Monday, February 27, 2012

Why You Can't Read Plays

I was going to title this post: "Shakespeare Should Never be Taught as Literature." Then I thought some people wouldn't read it thinking it might only be about Shakespeare. Then I thought I'd be sneaky and call it "Never Read a Play Again!" in hopes that high school and college students would read it trying to get out of yet another assignment where they would have to analyze a boring drama by some dead guy who always wore a suit and tie.

Then a miracle occurred.

My wife found the following excerpt in a old theatre program. So instead of coming up with thoughts of my own this week, I'm just going to cheat and let you read what the legendary William Gillette had to say about reading plays. It's from his book, The Illusion of the First Time in Acting (New York, 1915, printed for the Dramatic Museum of Columbia University). You can get the ebook on Google Books for free. It's an excellent read for any student of acting, actual actor or theatre historian. So...read on:

"Incredible as it may seem there are people in existence who imagine that they can read a Play. It would not surprise me a great deal to hear that there are some present with us this very morning who are in this pitiable condition. Let me relieve it without delay. The feat is impossible. No one on earth can read a Play. You may read the Directions for a Play and from these Directions imagine as best you can what the Play would be like; but you could no more read the Play than you could read a Fire or an Automobile Accident or a Base-Ball Game. The Play -- if it is Drama -- does not even exist until it appears in the form of Simulated Life."
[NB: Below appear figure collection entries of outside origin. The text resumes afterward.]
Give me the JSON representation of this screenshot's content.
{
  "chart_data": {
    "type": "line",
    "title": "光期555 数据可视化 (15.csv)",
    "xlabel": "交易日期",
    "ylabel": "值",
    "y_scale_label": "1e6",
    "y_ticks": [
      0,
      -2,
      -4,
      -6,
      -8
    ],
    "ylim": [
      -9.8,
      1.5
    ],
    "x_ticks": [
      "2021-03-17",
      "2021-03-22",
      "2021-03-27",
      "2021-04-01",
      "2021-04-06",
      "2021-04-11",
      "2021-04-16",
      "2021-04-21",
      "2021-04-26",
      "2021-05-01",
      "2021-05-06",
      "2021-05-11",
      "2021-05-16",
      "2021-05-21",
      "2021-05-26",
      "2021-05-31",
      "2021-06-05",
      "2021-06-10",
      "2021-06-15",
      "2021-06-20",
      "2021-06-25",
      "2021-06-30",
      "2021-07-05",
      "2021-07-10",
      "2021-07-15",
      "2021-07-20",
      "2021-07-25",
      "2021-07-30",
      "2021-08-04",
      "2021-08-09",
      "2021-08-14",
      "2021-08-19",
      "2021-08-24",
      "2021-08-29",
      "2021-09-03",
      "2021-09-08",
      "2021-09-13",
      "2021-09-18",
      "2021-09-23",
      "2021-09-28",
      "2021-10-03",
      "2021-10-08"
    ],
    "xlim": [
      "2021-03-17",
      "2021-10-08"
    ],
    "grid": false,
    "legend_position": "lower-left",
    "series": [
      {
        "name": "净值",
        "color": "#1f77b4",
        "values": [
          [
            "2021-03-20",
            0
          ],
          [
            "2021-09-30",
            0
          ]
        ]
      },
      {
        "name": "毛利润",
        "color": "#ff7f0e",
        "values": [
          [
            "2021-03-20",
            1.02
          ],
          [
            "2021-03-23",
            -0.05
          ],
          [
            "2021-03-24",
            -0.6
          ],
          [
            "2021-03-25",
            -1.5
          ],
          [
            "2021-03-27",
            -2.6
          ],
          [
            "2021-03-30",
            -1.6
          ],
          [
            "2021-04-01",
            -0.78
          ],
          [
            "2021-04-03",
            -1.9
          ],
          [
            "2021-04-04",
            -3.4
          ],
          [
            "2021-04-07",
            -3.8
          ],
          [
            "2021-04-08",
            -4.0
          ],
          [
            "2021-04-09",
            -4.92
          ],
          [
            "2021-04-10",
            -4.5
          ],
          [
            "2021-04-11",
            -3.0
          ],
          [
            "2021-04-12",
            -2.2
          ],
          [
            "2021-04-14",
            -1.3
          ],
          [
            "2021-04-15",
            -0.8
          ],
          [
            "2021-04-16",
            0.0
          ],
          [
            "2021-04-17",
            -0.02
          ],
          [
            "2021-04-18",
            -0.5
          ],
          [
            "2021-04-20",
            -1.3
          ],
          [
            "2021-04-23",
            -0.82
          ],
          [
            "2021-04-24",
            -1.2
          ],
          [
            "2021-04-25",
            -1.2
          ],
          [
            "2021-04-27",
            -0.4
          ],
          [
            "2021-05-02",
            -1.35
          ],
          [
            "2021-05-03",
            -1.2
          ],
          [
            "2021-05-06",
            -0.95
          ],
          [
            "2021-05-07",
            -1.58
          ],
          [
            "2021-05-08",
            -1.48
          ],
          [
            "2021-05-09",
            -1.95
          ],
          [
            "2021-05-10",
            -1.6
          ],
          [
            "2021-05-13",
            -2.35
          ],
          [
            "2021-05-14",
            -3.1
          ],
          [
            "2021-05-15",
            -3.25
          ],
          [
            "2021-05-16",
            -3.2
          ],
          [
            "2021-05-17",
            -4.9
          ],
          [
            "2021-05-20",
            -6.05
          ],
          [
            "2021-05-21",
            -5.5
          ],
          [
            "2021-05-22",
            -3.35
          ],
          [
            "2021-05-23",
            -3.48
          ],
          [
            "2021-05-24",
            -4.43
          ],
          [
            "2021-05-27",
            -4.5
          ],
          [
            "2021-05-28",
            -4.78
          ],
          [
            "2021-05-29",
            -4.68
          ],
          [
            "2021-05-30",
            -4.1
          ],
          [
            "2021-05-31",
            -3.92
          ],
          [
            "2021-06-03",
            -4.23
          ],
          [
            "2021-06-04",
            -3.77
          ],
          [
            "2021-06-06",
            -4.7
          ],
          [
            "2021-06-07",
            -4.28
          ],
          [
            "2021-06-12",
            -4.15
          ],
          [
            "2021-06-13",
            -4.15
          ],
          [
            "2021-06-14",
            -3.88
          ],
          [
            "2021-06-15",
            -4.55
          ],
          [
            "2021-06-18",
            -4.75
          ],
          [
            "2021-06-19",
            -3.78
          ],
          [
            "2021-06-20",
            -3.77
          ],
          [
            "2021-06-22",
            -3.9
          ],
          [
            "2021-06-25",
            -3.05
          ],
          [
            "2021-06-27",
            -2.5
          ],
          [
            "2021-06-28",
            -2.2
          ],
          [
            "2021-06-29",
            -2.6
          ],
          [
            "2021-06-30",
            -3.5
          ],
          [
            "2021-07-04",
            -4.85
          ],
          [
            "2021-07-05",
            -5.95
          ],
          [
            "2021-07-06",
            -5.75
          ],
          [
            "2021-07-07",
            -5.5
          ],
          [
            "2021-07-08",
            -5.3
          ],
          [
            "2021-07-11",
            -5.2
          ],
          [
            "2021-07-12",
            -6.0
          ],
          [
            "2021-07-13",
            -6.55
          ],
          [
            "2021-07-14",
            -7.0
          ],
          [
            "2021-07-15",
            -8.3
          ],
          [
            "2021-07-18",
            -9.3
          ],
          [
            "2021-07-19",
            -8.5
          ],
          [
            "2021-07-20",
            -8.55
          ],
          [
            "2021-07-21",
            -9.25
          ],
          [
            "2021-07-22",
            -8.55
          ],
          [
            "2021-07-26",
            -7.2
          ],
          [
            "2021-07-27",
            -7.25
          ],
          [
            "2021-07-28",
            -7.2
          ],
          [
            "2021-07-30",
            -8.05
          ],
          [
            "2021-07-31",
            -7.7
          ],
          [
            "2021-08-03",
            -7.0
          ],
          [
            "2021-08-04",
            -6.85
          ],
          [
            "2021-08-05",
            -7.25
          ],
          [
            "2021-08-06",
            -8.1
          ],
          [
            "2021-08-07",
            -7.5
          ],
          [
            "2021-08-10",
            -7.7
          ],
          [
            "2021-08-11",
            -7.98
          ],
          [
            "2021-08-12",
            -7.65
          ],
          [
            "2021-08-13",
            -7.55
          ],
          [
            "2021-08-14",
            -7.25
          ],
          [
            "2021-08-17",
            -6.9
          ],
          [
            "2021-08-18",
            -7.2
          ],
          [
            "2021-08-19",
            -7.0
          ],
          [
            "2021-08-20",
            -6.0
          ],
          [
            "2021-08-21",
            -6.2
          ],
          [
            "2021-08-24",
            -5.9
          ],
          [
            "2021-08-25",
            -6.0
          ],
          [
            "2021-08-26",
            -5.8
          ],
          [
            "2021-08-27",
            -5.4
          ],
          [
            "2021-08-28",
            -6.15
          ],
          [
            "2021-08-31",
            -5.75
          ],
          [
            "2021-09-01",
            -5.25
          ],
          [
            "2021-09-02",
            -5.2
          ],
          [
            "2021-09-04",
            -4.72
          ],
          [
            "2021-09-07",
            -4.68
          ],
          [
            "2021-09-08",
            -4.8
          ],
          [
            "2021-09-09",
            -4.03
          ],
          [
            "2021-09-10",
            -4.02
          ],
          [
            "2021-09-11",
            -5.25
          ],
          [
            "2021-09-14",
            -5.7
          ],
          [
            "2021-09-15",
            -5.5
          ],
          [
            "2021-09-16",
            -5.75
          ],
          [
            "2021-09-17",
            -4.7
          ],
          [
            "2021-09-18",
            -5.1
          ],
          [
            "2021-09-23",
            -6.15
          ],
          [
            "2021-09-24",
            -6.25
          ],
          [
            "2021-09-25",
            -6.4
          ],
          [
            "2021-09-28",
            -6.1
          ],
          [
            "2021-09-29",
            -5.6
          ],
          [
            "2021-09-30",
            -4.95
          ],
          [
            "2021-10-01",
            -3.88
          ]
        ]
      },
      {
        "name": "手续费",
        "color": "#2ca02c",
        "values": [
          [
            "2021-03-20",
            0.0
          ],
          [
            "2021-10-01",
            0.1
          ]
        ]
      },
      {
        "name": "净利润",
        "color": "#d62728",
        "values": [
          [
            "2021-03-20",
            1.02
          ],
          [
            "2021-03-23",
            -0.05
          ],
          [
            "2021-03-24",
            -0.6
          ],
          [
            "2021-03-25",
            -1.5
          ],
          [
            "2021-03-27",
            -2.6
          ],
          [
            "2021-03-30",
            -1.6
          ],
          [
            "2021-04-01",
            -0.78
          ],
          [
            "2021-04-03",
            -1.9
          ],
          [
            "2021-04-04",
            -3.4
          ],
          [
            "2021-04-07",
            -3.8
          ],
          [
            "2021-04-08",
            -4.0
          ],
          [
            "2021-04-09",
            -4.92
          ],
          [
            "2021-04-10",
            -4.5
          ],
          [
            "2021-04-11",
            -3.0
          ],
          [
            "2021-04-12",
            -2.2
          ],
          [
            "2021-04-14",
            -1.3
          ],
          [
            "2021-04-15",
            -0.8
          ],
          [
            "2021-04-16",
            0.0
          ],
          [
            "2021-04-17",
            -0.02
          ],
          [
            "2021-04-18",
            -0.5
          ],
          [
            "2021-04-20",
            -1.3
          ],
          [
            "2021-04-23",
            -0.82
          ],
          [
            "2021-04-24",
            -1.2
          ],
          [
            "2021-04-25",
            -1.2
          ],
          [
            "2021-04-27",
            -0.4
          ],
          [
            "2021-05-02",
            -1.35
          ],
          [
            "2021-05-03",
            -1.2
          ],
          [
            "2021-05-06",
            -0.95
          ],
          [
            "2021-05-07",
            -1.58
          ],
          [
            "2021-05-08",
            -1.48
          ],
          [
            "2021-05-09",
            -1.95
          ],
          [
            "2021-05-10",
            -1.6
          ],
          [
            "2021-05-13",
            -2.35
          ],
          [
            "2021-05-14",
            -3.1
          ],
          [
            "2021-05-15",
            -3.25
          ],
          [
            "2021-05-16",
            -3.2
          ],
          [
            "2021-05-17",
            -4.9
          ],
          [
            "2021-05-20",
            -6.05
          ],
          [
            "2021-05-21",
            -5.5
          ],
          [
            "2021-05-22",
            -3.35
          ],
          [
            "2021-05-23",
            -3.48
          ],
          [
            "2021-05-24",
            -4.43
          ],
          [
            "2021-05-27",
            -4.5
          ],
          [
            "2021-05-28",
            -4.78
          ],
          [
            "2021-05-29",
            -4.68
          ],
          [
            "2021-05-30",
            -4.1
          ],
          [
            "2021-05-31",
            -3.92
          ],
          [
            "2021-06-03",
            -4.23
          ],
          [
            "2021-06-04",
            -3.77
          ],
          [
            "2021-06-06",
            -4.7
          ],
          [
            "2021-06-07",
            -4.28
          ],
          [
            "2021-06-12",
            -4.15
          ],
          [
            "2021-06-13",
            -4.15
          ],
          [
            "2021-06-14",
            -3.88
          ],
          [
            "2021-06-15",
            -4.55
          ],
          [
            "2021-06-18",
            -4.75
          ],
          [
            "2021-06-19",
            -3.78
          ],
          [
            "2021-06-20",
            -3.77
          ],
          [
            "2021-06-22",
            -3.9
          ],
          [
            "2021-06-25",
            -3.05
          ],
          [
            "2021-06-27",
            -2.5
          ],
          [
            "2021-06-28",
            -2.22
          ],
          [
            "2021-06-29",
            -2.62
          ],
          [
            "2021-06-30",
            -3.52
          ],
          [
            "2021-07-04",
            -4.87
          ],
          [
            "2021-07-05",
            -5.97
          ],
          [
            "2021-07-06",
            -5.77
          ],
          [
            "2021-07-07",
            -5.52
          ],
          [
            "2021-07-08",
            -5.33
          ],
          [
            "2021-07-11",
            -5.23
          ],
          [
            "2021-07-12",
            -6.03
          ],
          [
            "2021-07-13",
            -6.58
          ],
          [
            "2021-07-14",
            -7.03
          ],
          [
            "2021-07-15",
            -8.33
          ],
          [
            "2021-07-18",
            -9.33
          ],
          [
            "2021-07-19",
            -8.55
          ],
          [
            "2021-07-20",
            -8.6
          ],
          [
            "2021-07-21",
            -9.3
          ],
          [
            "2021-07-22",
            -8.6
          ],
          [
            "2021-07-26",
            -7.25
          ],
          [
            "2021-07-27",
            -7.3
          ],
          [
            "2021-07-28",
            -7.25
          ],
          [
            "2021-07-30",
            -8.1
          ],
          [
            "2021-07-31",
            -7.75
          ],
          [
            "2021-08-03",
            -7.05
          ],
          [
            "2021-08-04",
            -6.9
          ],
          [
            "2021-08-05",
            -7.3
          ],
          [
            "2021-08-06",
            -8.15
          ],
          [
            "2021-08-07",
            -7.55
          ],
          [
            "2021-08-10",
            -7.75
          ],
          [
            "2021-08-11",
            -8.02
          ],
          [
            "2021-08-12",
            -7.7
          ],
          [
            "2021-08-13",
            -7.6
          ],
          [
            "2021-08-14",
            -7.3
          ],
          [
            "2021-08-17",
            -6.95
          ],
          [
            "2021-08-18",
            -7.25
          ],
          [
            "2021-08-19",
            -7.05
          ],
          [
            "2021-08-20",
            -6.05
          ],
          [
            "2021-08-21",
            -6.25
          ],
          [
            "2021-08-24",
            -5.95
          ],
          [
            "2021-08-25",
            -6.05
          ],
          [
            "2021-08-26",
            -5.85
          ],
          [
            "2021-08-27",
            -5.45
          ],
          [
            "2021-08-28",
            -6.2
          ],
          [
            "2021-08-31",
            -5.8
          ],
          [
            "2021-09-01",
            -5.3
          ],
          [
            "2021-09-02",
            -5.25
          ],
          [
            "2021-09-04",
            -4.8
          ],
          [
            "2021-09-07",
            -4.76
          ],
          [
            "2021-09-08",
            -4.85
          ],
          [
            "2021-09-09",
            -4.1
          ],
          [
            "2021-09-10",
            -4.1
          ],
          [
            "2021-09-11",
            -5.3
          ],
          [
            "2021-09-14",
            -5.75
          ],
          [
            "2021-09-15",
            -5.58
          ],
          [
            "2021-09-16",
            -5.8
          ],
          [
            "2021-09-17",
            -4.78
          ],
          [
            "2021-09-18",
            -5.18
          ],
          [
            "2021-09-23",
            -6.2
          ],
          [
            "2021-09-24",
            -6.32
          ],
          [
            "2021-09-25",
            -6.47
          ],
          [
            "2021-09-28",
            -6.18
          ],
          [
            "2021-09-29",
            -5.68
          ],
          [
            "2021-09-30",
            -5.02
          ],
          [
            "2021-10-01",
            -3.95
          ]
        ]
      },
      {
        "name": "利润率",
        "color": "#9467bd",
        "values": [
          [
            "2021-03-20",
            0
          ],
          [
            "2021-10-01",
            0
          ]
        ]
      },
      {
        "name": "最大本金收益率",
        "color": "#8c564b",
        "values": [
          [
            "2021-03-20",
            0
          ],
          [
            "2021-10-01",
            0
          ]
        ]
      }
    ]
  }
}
I have always railed against the teaching of Shakespeare (all plays, actually) in an English class. It is ultimately pointless. Plays are not meant to be read as literature, they are meant to be performed and seen by an audience at that moment. Each performance has the potential to be different from the night before. For the audience, and the actors, a play in performance is visceral. They are meant to be experienced then dissected. Didacticism must follow that intimacy of sitting in the dark.

Imagine trying to teach a class in cinema without watching some movies? A cooking class without food? Can't be done. Same with plays.